The converter will be further tested at different operative regimes and temperature conditions and then will be encapsulated in a final metal box with an integrated cold plate for EMI pre-compliance characterization.

4. Conclusions

The comprehensive design of a 6.6 kW GaN-based OBC for automotive applications has been described. The OBC is composed of a monophase bridgeless totem-pole PFC stage operating at 130 kHz switching frequency that synthesizes at its output a 400 V DC with a very limited AC grid ripple.
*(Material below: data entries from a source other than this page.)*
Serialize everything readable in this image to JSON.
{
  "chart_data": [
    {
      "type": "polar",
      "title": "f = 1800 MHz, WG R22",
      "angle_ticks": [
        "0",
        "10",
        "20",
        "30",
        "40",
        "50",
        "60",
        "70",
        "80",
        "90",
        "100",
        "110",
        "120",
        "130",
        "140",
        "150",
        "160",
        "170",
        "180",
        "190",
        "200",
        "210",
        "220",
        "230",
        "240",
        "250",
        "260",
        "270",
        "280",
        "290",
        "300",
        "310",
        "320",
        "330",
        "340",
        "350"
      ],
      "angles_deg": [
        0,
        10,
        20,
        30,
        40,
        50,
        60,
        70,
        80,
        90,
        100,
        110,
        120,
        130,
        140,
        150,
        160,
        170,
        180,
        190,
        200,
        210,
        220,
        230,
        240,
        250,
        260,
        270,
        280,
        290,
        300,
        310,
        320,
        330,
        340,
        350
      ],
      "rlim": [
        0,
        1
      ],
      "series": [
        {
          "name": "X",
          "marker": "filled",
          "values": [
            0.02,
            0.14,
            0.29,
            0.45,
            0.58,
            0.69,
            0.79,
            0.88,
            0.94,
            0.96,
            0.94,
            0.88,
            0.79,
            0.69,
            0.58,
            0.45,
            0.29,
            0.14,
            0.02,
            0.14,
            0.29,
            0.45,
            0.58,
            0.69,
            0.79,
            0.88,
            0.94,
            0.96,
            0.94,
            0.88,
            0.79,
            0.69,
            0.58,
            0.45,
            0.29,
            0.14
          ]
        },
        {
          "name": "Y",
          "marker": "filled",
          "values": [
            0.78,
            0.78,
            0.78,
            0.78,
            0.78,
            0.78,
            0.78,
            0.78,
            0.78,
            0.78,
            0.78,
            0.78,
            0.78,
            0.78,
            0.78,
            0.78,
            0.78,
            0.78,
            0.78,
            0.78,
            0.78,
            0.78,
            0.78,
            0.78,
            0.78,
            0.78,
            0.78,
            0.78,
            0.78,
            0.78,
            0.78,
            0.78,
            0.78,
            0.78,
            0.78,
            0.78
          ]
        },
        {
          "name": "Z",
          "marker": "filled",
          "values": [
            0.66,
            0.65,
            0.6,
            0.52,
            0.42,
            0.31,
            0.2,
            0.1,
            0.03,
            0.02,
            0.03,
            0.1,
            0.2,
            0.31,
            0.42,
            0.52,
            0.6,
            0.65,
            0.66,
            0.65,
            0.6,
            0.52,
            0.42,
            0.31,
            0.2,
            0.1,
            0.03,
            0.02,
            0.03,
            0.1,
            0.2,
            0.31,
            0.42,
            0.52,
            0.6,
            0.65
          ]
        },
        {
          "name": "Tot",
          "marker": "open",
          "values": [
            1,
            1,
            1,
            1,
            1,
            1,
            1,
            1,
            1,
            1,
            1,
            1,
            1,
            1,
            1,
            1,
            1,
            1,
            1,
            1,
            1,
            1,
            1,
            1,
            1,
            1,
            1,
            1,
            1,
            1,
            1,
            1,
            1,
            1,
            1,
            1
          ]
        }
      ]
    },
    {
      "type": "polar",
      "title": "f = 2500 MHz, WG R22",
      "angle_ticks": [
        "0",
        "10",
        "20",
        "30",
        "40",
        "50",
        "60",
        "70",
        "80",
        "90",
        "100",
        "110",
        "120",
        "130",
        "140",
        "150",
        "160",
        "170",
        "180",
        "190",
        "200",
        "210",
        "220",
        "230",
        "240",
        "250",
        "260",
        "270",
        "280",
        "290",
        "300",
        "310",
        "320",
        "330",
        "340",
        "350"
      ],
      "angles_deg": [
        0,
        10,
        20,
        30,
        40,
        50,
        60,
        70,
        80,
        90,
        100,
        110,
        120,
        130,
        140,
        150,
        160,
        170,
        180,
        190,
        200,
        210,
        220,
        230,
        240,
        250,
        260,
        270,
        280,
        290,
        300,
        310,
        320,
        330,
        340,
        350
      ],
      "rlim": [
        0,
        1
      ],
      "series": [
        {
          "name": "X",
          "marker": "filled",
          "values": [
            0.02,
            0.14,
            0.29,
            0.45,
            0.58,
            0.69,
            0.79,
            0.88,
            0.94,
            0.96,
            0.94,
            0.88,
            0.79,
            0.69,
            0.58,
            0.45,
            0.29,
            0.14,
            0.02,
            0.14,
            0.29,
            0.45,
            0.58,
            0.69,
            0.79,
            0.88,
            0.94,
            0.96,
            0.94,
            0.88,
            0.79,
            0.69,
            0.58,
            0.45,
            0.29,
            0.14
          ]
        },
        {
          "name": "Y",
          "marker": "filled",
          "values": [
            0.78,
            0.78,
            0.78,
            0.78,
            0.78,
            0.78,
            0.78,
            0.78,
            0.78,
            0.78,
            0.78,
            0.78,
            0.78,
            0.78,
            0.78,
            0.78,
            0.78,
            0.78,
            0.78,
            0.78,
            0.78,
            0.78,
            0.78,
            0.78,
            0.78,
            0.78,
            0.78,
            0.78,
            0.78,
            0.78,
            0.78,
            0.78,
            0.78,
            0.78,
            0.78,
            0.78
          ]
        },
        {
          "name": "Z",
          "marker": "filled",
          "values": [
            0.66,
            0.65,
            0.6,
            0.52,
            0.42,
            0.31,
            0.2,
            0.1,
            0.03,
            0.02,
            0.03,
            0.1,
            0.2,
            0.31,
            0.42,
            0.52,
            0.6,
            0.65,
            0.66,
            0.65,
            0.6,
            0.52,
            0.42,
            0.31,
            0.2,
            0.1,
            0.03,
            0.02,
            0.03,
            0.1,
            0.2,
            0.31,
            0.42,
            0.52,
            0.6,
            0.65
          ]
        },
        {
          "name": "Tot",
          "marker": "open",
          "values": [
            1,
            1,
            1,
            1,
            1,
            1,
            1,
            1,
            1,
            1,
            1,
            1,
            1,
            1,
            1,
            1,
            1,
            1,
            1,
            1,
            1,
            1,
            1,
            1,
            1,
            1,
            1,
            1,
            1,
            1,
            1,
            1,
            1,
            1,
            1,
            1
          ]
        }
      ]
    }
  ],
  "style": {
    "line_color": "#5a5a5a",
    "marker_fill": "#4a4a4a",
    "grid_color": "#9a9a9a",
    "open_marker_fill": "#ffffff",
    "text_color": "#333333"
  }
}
A DAB converter, operating at 300 kHz, regulates the DC- link voltage to the HV battery charging voltage in the range 200 V–450 V. In addition, an auxiliary DC-DC converter based on PSFB topology with synchronous rectification is used to connect the HV battery to the LV battery. All the converters are bidirectional, enabling very high flexibility. Detailed simulations enabled us to the estimate power loss distributions and overall performances by the means of accurate models of the components. The simulated performances at the maximum operative temperature of 60 °C are state-of-the-art. This was enabled by the exploitation of GaN switches (650 V in the high-voltage sections and 100 V switches in the low-voltage battery interface), custom designed high-performance magnetics, the accurate modelization and simulation of components, state-of-the-art controlling hardware and algorithms and accurate layout optimization for the minimization of parasitics. In this first prototype, the OBC exhibits a 2.2 kW/L volumetric power density, including the enclosure and the cooling system. This value can be largely improved in a future release that would not need accessibility to the testing points necessary for the first development. Preliminary characterization measurements on the first prototype are very close to the simulation results, indicating the effectiveness of our design and simulation approach.